Lucas llegó a Epuyén en 1976. En pocos días celebrará 50 años en el lugar que ama. Recuerda que, en aquel entonces, se trataba de una pequeña localidad de unos 700 habitantes, cifra que hoy se triplicó. "La mayoría era gente grande, porque los jóvenes no tenían la posibilidad de hacer el colegio secundario. El nivel económico era parejo, excepto por una sola persona, que era el dueño del aserradero. El resto éramos pobretones", describe entre risas.
Su compromiso con el territorio fue inmediato. Fue uno de los impulsores de la Comisión de Defensa del Valle de Epuyén. La primera gran pulseada la dio frente a los intereses que buscaban inundar el valle bajo 40 metros de agua. "Teníamos que probar la idea de que estamos rodeados de una riqueza natural impresionante", recordó, y subrayó que esta parte de la Patagonia fue conquistada con fuego. "No hay que olvidarlo", remarcó.
"Los colonos que llegaron a principios del 1900 venían del norte con intereses ganaderos. El bosque era un estorbo para ellos, lo quemaban para abrir cancha'", explicó. Aportó además un dato impactante: en esa época se incendiaron unas 300.000 hectáreas desde Bariloche hacia el sur. El ciprés de la Cordillera -que en realidad es un cedro- perdió el 95% de su extensión territorial entre Neuquén y Esquel. Luego llegaron los madereros, más tarde los forestadores y hoy, los intereses inmobiliarios: "Es una guerra constante contra el entorno natural", sintetizó.

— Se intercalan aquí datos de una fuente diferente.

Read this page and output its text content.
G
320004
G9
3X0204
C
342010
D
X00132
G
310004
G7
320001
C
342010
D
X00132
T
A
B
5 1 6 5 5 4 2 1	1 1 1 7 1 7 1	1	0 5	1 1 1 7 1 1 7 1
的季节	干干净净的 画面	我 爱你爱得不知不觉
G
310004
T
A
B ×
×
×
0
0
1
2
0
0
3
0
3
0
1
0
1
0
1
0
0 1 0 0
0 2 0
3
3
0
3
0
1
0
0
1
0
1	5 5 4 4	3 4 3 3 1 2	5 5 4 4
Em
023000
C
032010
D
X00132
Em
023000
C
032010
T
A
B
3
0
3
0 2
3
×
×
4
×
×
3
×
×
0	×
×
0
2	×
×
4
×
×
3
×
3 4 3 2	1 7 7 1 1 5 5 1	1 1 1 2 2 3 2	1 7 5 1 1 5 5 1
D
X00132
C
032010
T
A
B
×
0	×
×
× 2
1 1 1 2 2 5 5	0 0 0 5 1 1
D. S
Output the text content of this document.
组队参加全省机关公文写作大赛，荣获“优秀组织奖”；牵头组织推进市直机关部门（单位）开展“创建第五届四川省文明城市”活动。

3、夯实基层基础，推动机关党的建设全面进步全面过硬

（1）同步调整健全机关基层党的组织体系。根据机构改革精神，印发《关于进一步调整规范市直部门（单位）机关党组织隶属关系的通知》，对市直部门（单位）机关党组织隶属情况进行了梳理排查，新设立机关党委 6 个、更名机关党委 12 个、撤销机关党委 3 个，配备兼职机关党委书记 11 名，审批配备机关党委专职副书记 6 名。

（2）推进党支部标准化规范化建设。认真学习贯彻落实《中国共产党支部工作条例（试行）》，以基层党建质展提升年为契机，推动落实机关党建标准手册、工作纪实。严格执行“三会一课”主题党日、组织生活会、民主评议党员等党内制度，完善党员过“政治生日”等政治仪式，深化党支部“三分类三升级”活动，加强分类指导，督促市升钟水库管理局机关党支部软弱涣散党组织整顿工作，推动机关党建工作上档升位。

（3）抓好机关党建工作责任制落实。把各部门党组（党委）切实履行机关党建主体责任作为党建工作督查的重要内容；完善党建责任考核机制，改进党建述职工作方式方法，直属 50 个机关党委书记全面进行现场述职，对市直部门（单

Chiappe también se refirió a la crisis climática y a lo evidente de sus efectos, pese a que algunos gobiernos los desprecian. Para él, el negacionismo forma parte de la tragedia que se está viviendo: "Es un combo infernal de intereses espurios y cortoplacismo. Estamos en un momento crítico de la humanidad. Los humanos somos responsables de la crisis ecológica", afirmó, y señaló que los principales responsables son quienes dirigen los destinos del país.
A sus 76 años, el ambientalista considera que la dirigencia política se ha ido embruteciendo. Cuenta que cuando le dicen que en los últimos 40 años se creó una conciencia ambiental, responde que la realidad demuestra lo contrario. "Intento ser realista y soy optimista en cuanto a las nuevas generaciones de la Comarca, que crecieron en el lugar y lo aman", destacó.
Sobre ese punto quiso hacer especial hincapié. Resaltó el rol de los jóvenes que pusieron el cuerpo y el alma frente a esta catástrofe con forma de fuego: "Se unieron y trabajaron codo a codo con los brigadistas. Son hijos y nietos nuestros, sin ningún miramiento y con un solo propósito", concluyó.